Information technology is developing so rapidly that the Navy must start building ships that can be more easily adapted to integrate new capabilities, the chief of the Office of Naval Research recently said.
The service cannot afford the longstanding practice of stripping down a vessel to modernize or upgrade its systems, Rear Adm. Nevin Carr said at a conference on Open Architecture (OA) sponsored by the Surface Navy Association.
“We take a ship down to bare shiny metal and build it back up again with whatever is new, and…in eight more years we’ll take it down to bare shiny metal and build it back up again,” Carr said. “And we just can’t modernize and evolve and keep up that way.”
OA embraces the use of existing, commercially available technology to produce modular, interoperable systems with open design practices that can be easily upgraded and thereby reduce costs. A high priority for the Navy, it is intended to replace legacy systems that are expensive to maintain and upgrade as the service has come to realize it cannot afford operating older networks in their current state over the long term.

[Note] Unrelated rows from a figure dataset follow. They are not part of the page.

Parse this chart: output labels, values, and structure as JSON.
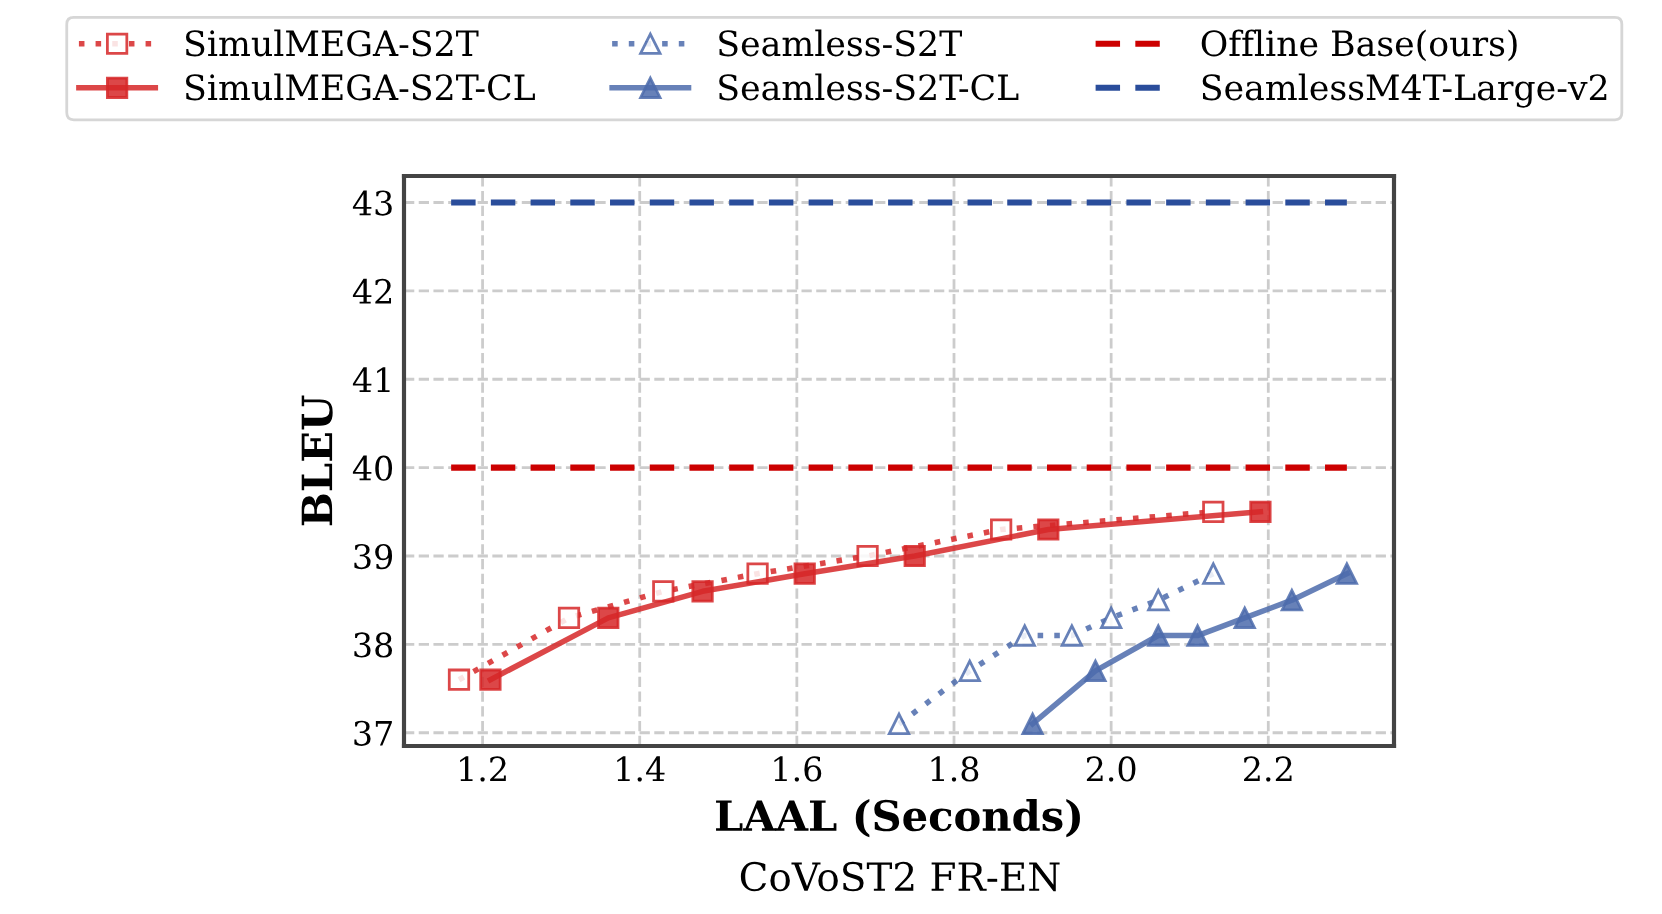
{
  "chart_data": {
    "type": "line",
    "xlabel": "LAAL (Seconds)",
    "ylabel": "BLEU",
    "annotations": [
      "CoVoST2 FR-EN"
    ],
    "xlim": [
      1.1,
      2.36
    ],
    "xticks": [
      1.2,
      1.4,
      1.6,
      1.8,
      {
        "value": 2.0,
        "label": "2.0"
      },
      2.2
    ],
    "ylim": [
      36.85,
      43.3
    ],
    "yticks": [
      37,
      38,
      39,
      40,
      41,
      42,
      43
    ],
    "grid": true,
    "legend": "top",
    "series": [
      {
        "name": "SimulMEGA-S2T",
        "color": "#d62728",
        "marker": "square",
        "line_style": "dotted",
        "x": [
          1.17,
          1.31,
          1.43,
          1.55,
          1.69,
          1.86,
          2.13
        ],
        "values": [
          37.6,
          38.3,
          38.6,
          38.8,
          39.0,
          39.3,
          39.5
        ]
      },
      {
        "name": "SimulMEGA-S2T-CL",
        "color": "#d62728",
        "marker": "square",
        "line_style": "solid",
        "x": [
          1.21,
          1.36,
          1.48,
          1.61,
          1.75,
          1.92,
          2.19
        ],
        "values": [
          37.6,
          38.3,
          38.6,
          38.8,
          39.0,
          39.3,
          39.5
        ]
      },
      {
        "name": "Seamless-S2T",
        "color": "#4c6bab",
        "marker": "triangle",
        "line_style": "dotted",
        "x": [
          1.73,
          1.82,
          1.89,
          1.95,
          2.0,
          2.06,
          2.13
        ],
        "values": [
          37.1,
          37.7,
          38.1,
          38.1,
          38.3,
          38.5,
          38.8
        ]
      },
      {
        "name": "Seamless-S2T-CL",
        "color": "#4c6bab",
        "marker": "triangle",
        "line_style": "solid",
        "x": [
          1.9,
          1.98,
          2.06,
          2.11,
          2.17,
          2.23,
          2.3
        ],
        "values": [
          37.1,
          37.7,
          38.1,
          38.1,
          38.3,
          38.5,
          38.8
        ]
      },
      {
        "name": "Offline Base(ours)",
        "color": "#cc0000",
        "marker": "none",
        "line_style": "dashed",
        "x": [
          1.16,
          2.3
        ],
        "values": [
          40,
          40
        ]
      },
      {
        "name": "SeamlessM4T-Large-v2",
        "color": "#2a4d9b",
        "marker": "none",
        "line_style": "dashed",
        "x": [
          1.16,
          2.3
        ],
        "values": [
          43,
          43
        ]
      }
    ]
  }
}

“We need to begin with the need in mind and make our systems and especially our ships open in such a way that they are built with Velcro–if you want to think of it that way– so that we can keep up with the rapidly evolving market,” he added.
“We ought to be thinking in terms of scalable modular open ships that are built with modernization in mind, built with change in mind,” he said at the Aug. 16 gathering at Naval Base San Diego.
Carr cited the upgrading of Aegis destroyers and cruisers to give them a ballistic missile defense capability. He called the system “magnificent” but faulted the process as too expensive.
“Think of the cost that has gone with putting that capability into these ships,” he said.
A centerpiece of the Navy’s OA effort has been on the Consolidated Afloat Networks and Enterprise Services (CANES). CANES is meant to integrate multiple legacy networks responsible for command, control, computers, and intelligence (C4I) into a single, streamlined system.
Lockheed Martin [LMT] and Northrop Grumman [NOC] are competing for the contract for the first CANES production run. A winner could be announced by the end of this year or in early 2012.
Carr said there has been enough talk about bringing OA to the Navy but insufficient action.
“I am getting kind of tired hearing people talk about open architecture. We all know what needs to be done,” he said. “We just need to do it. We need to have a business process set up in such a way that we can keep up with the market and leverage open systems.”